4.4 Cross-Border Data Transfers
Your data may be processed by our third-party providers in jurisdictions outside Nigeria. We ensure that appropriate safeguards are in place for all cross-border transfers in compliance with applicable data protection law.
4.5 Anonymised and Aggregated Data
We may share aggregated, anonymised data — such as platform-wide trading volume statistics — with research or analytics partners. Such data cannot be used to identify you personally.
5. Cookies and Tracking Technologies
Kynettic does not use browser cookies for session management. Authentication is handled via secure tokens stored client-side. We may use standard web analytics tools to monitor Platform performance and usage patterns. These tools do not collect your password, PIN, wallet addresses, or financial data.
6. Your Rights
Subject to applicable Nigerian and international data protection laws, you have the following rights with respect to your Personal Data:
- Right of Access — request a copy of the Personal Data we hold about you
- Right to Rectification — update or correct inaccurate profile information via the Platform
- Right to Erasure — request account deletion; certain data may be retained for legal compliance purposes
- Right to Restriction — request that we limit the processing of your data in specific circumstances
- Right to Object — opt out of marketing communications via your notification settings
- Right to Data Portability — request a structured export of your data in a machine-readable format
- Right to Complain — lodge a complaint with Kynettic or with the relevant data protection authority
To exercise any of these rights, please contact us through the Platform. We may require identity verification before fulfilling your request.
7. Minors
Users must be 18 years of age or older to use Kynettic. We do not knowingly collect data from individuals under the age of 16. If we identify that an account belongs to a minor, we will immediately restrict or permanently delete that account. If you believe a minor has registered on the Platform, please contact us without delay.

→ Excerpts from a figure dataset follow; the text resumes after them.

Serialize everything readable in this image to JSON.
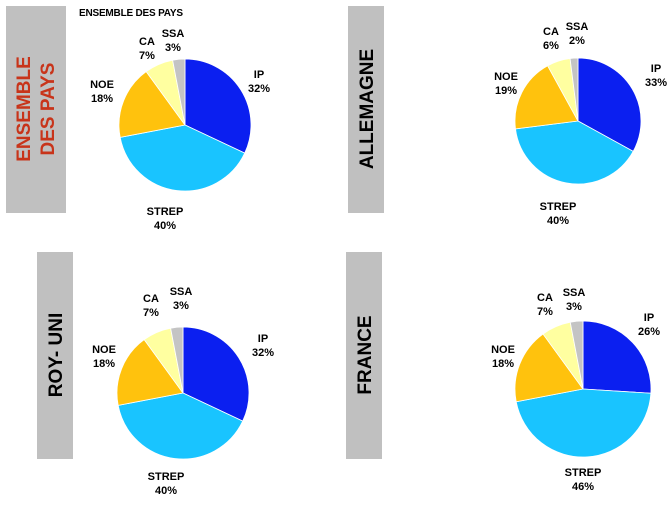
{
  "colors": {
    "IP": "#0b1ff0",
    "STREP": "#19c4ff",
    "NOE": "#ffc20d",
    "CA": "#ffffa0",
    "SSA": "#c4c4c4",
    "title_red": "#c8341a",
    "title_black": "#000000",
    "label_bg": "#c0c0c0"
  },
  "chart_data": [
    {
      "type": "pie",
      "title_lines": [
        "ENSEMBLE",
        "DES PAYS"
      ],
      "subtitle": "ENSEMBLE DES PAYS",
      "slices": [
        {
          "label": "IP",
          "value": 32,
          "pct_text": "32%"
        },
        {
          "label": "STREP",
          "value": 40,
          "pct_text": "40%"
        },
        {
          "label": "NOE",
          "value": 18,
          "pct_text": "18%"
        },
        {
          "label": "CA",
          "value": 7,
          "pct_text": "7%"
        },
        {
          "label": "SSA",
          "value": 3,
          "pct_text": "3%"
        }
      ]
    },
    {
      "type": "pie",
      "title_lines": [
        "ALLEMAGNE"
      ],
      "slices": [
        {
          "label": "IP",
          "value": 33,
          "pct_text": "33%"
        },
        {
          "label": "STREP",
          "value": 40,
          "pct_text": "40%"
        },
        {
          "label": "NOE",
          "value": 19,
          "pct_text": "19%"
        },
        {
          "label": "CA",
          "value": 6,
          "pct_text": "6%"
        },
        {
          "label": "SSA",
          "value": 2,
          "pct_text": "2%"
        }
      ]
    },
    {
      "type": "pie",
      "title_lines": [
        "ROY- UNI"
      ],
      "slices": [
        {
          "label": "IP",
          "value": 32,
          "pct_text": "32%"
        },
        {
          "label": "STREP",
          "value": 40,
          "pct_text": "40%"
        },
        {
          "label": "NOE",
          "value": 18,
          "pct_text": "18%"
        },
        {
          "label": "CA",
          "value": 7,
          "pct_text": "7%"
        },
        {
          "label": "SSA",
          "value": 3,
          "pct_text": "3%"
        }
      ]
    },
    {
      "type": "pie",
      "title_lines": [
        "FRANCE"
      ],
      "slices": [
        {
          "label": "IP",
          "value": 26,
          "pct_text": "26%"
        },
        {
          "label": "STREP",
          "value": 46,
          "pct_text": "46%"
        },
        {
          "label": "NOE",
          "value": 18,
          "pct_text": "18%"
        },
        {
          "label": "CA",
          "value": 7,
          "pct_text": "7%"
        },
        {
          "label": "SSA",
          "value": 3,
          "pct_text": "3%"
        }
      ]
    }
  ]
}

8. Lawful Processing Without Consent
We may collect and process Personal Data without your explicit consent where required or permitted by law, including in circumstances involving:
- National security, defence, or law enforcement obligations
- Public health or substantial public interest
- Criminal investigation or legal proceedings
- Protection of life or property
- Platform fraud prevention, abuse detection, or regulatory compliance
9. Contact Us
For questions, access requests, complaints, or concerns relating to your Personal Data, please contact us through the Platform's support channels.
We are committed to responding to all enquiries in a timely and transparent manner.